Welcome to the Marine Mammal and wildlife Research and Community Development Expedition blog where you can keep up to date with all the happenings and information from Kenya

Monday, April 23, 2012

Humpback Dolphins on the South Coast

Today we all woke with a feeling of excitement-it was our first day going out on the boat for the marine expedition. After a quick breakfast we grabbed all of our equipment for a day out on the water. We walked through Mkwiro village to the beach. Cries of ‘jambo’ from waiting school children greeted the start of our day.

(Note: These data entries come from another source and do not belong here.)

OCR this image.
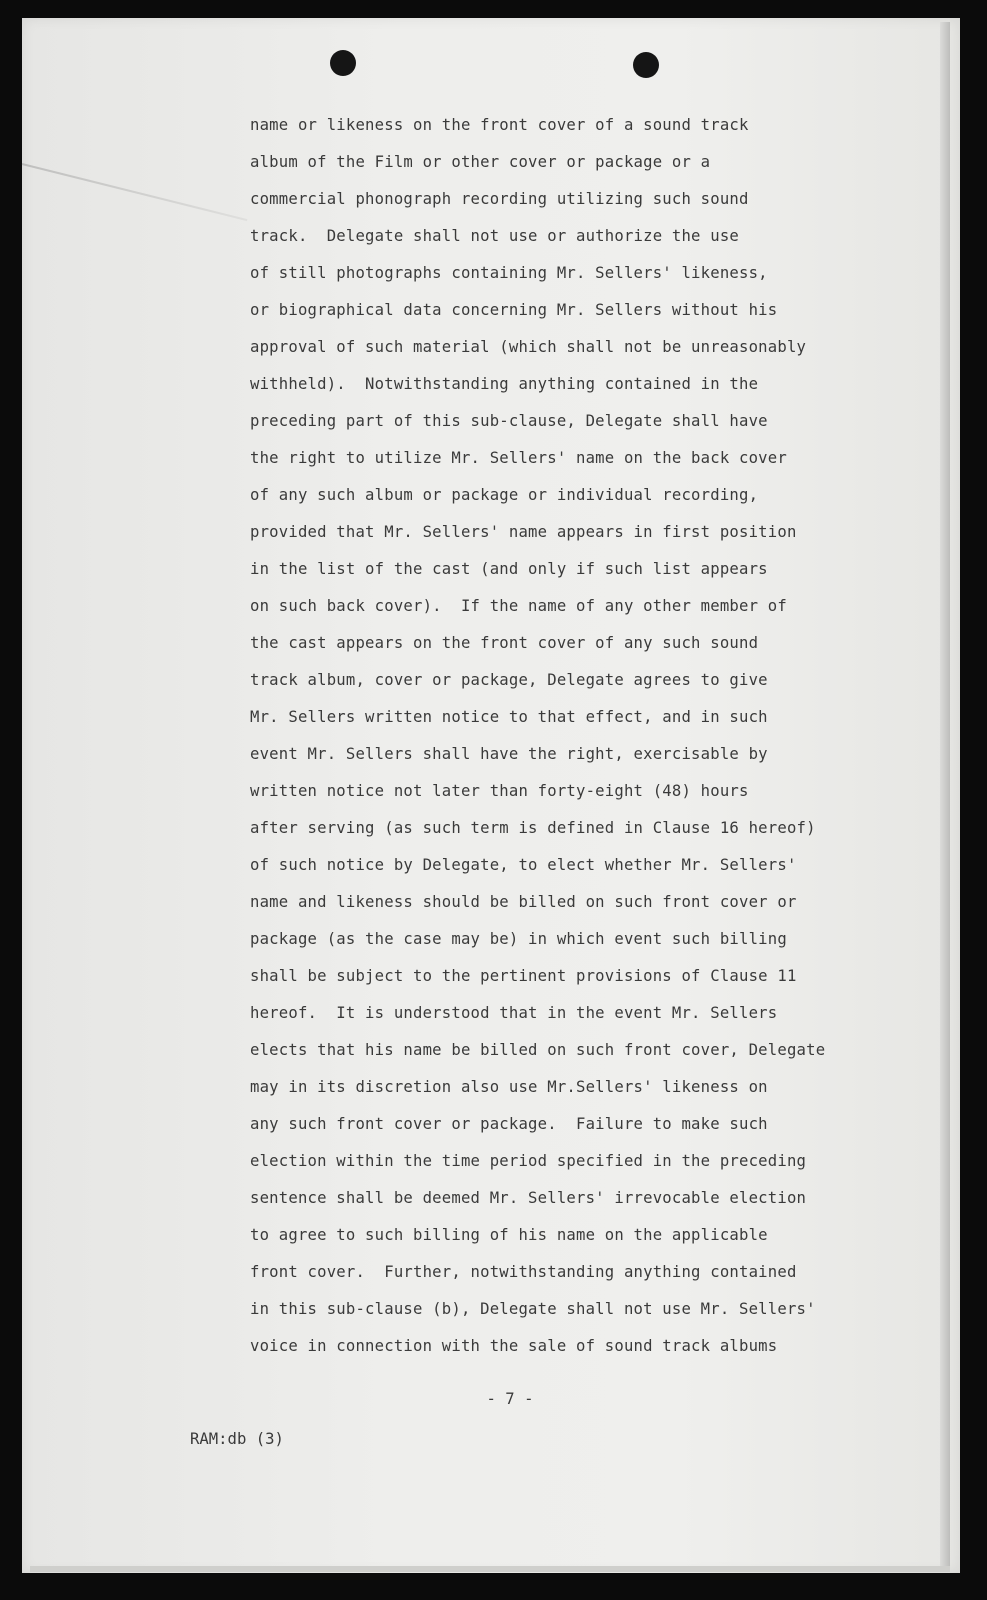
name or likeness on the front cover of a sound track
album of the Film or other cover or package or a
commercial phonograph recording utilizing such sound
track.  Delegate shall not use or authorize the use
of still photographs containing Mr. Sellers' likeness,
or biographical data concerning Mr. Sellers without his
approval of such material (which shall not be unreasonably
withheld).  Notwithstanding anything contained in the
preceding part of this sub-clause, Delegate shall have
the right to utilize Mr. Sellers' name on the back cover
of any such album or package or individual recording,
provided that Mr. Sellers' name appears in first position
in the list of the cast (and only if such list appears
on such back cover).  If the name of any other member of
the cast appears on the front cover of any such sound
track album, cover or package, Delegate agrees to give
Mr. Sellers written notice to that effect, and in such
event Mr. Sellers shall have the right, exercisable by
written notice not later than forty-eight (48) hours
after serving (as such term is defined in Clause 16 hereof)
of such notice by Delegate, to elect whether Mr. Sellers'
name and likeness should be billed on such front cover or
package (as the case may be) in which event such billing
shall be subject to the pertinent provisions of Clause 11
hereof.  It is understood that in the event Mr. Sellers
elects that his name be billed on such front cover, Delegate
may in its discretion also use Mr.Sellers' likeness on
any such front cover or package.  Failure to make such
election within the time period specified in the preceding
sentence shall be deemed Mr. Sellers' irrevocable election
to agree to such billing of his name on the applicable
front cover.  Further, notwithstanding anything contained
in this sub-clause (b), Delegate shall not use Mr. Sellers'
voice in connection with the sale of sound track albums
- 7 -
RAM:db (3)
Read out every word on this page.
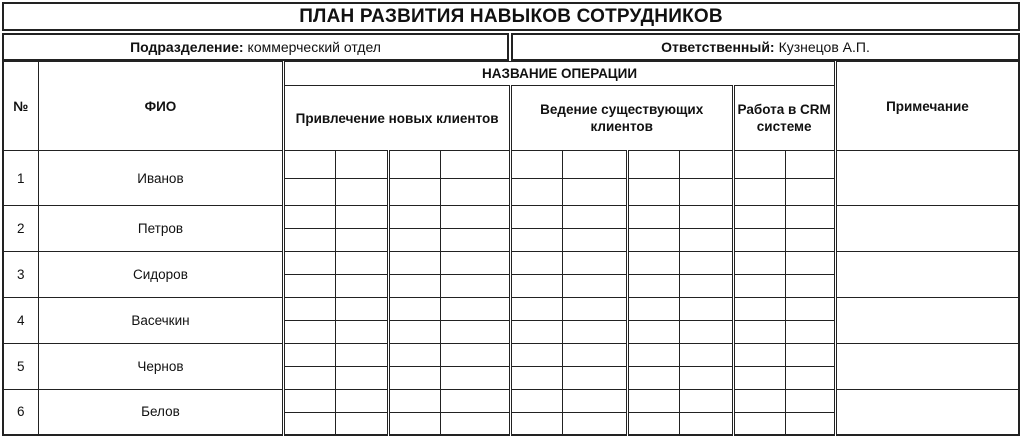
ПЛАН РАЗВИТИЯ НАВЫКОВ СОТРУДНИКОВ
Подразделение: коммерческий отдел	Ответственный: Кузнецов А.П.
№	ФИО	НАЗВАНИЕ ОПЕРАЦИИ										Примечание
		Привлечение новых клиентов				Ведение существующих клиентов				Работа в CRM системе		
1	Иванов											

2	Петров											

3	Сидоров											

4	Васечкин											

5	Чернов											

6	Белов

All ten of us got onto the research boat and we headed around the northern end of Wasini Island to Lower and Upper Mpunguti Islands, doing a dedicated search for dolphins as we went. Just as we were heading towards Kisite Island dolphins we spotted tourist boats at Lower Mpunguti island so we backtracked.
Tourists watching the dolphins pass by 

As we arrived in the area where the tourist dhows were crowded around we saw dorsal fins sliding gracefully through the water – and the first one spotted was a humpback dolphin! This was only the third spotting of humpback dolphins by GVI in 2012! Humpback dolphins are mostly seen around shallower waters closer to the coast, as is Lower Mpunguti Island, in groups between 2 to 5. 

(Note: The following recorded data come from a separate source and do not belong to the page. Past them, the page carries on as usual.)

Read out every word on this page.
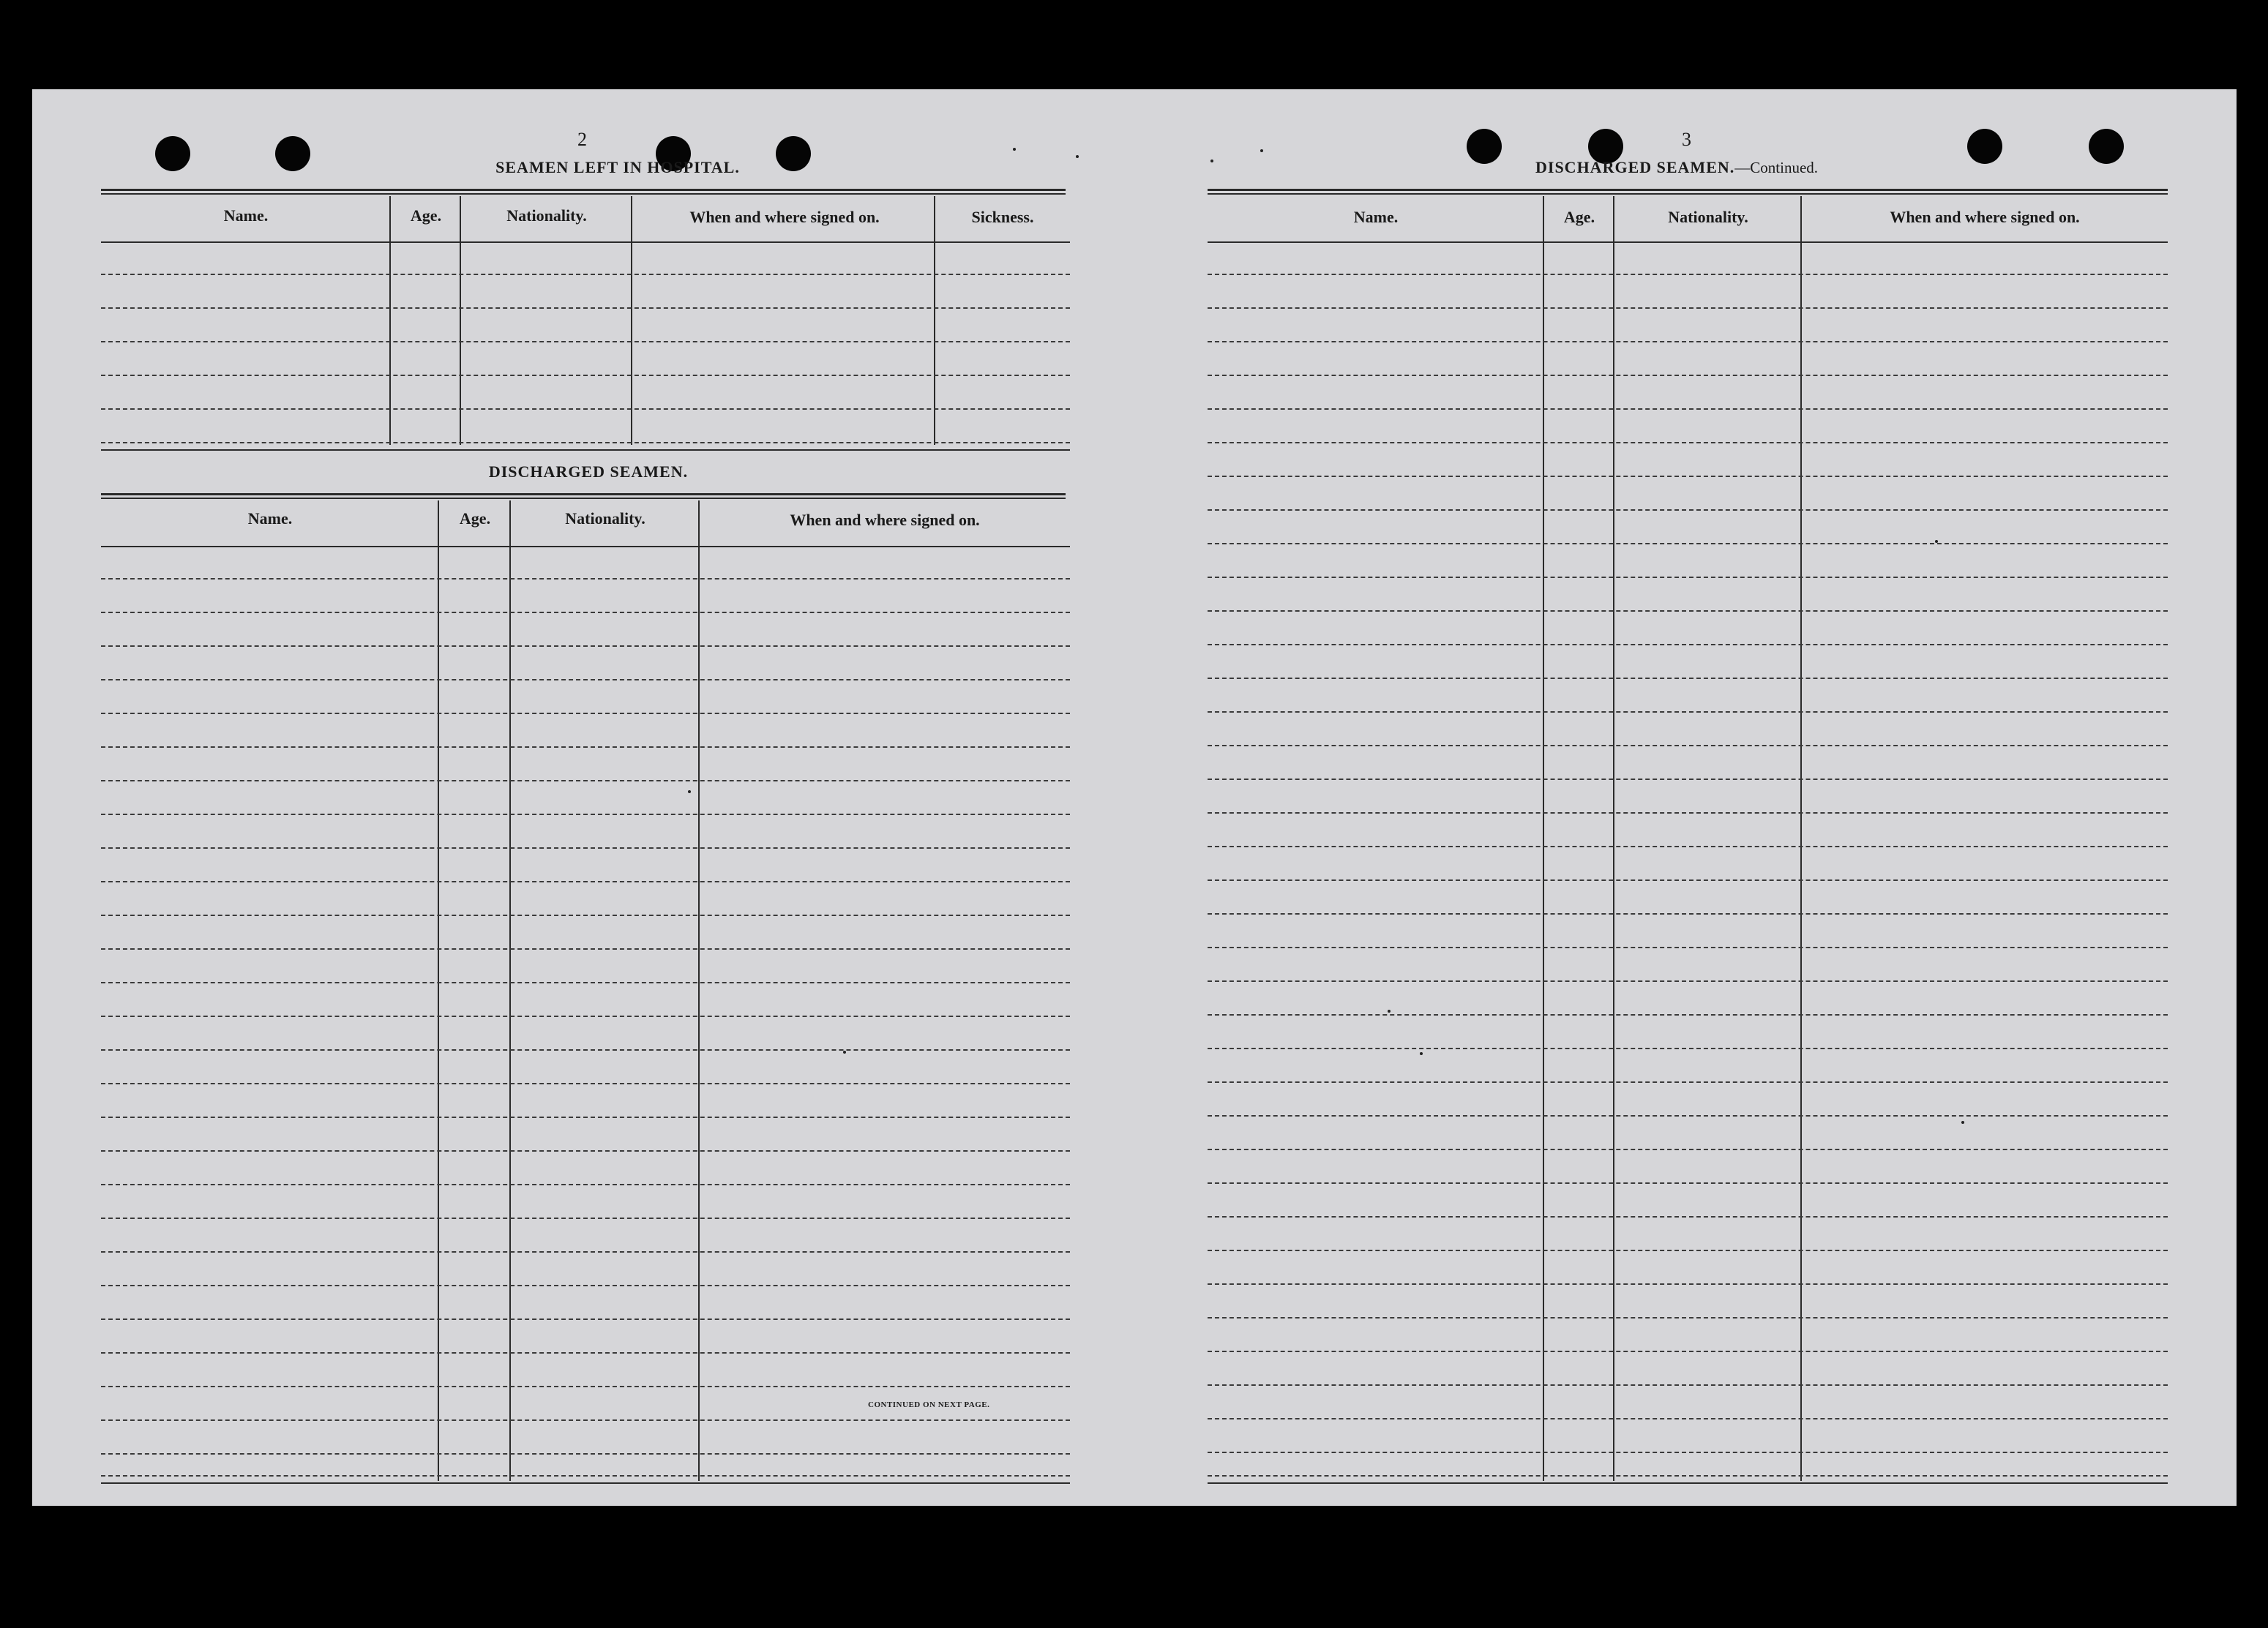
2
SEAMEN LEFT IN HOSPITAL.
Name.	Age.	Nationality.	When and where signed on.	Sickness.
DISCHARGED SEAMEN.
Name.	Age.	Nationality.	When and where signed on.
CONTINUED ON NEXT PAGE.
3
DISCHARGED SEAMEN.—Continued.
Name.	Age.	Nationality.	When and where signed on.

In our sighting the group consisted of three adults and one calf. Not only were there humpback dolphins, there were also at least five bottlenose dolphins with them! Both species were foraging and resting together. We knew the dolphins were foraging because they were doing peduncle and tail dives and changing direction in the water rapidly. Feeling incredibly excited and lucky, we left them to continue foraging in peace.